Fortunately, the colleges are aw akening to the situation. The problem of the gifted student is being recognized, and first attempts to solve it are being made. But both secondary and college education need a vigorous shaking out of their ruts. They must cut with tradition and join hands with modern knowledge. They must appeal to present-day scientific psychology and present-day knowledge of heredity for a new orientation and grounding. Education is environment. It should be good environment, helpful not harmful environment, if the race is to make the most of itself. This is simply a biological truism. That it may be good environment, educators must have personal knowledge of science, or personal faith in it, and personal resolution to make their practice conform to their know ledge and faith. We are incredibly wasting money, effort, and time, and sacrificing individuals and society by our present-day educational methods, because these methods were established before the days of the new knowledge of heredity, and because we have had a wrong conception of democracy in education.

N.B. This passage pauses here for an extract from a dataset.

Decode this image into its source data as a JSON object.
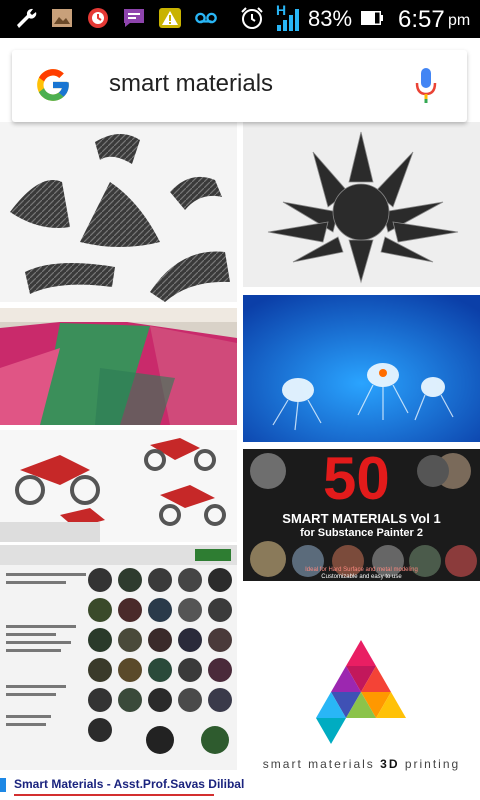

The time has come to do better. But it will take a mighty effort to do it. If the professional educators will not do it of their own free will, — and, as one of them and knowing the breed pretty well, I am fearful of them, — then they must be made to. The biologist stands aghast at what he sees happening. He knows what the consequences of flouting Nature are. The fate of plants, animals, and men is determined by heredity and environment. It takes the best of both to assure the best fate. Shall man, who has some power over his heredity and much power over his environment, not use this knowledge and this power to give himself the best fate possible? If he does not, he is worse than foolish; he is criminally responsible to his children and his children’s children.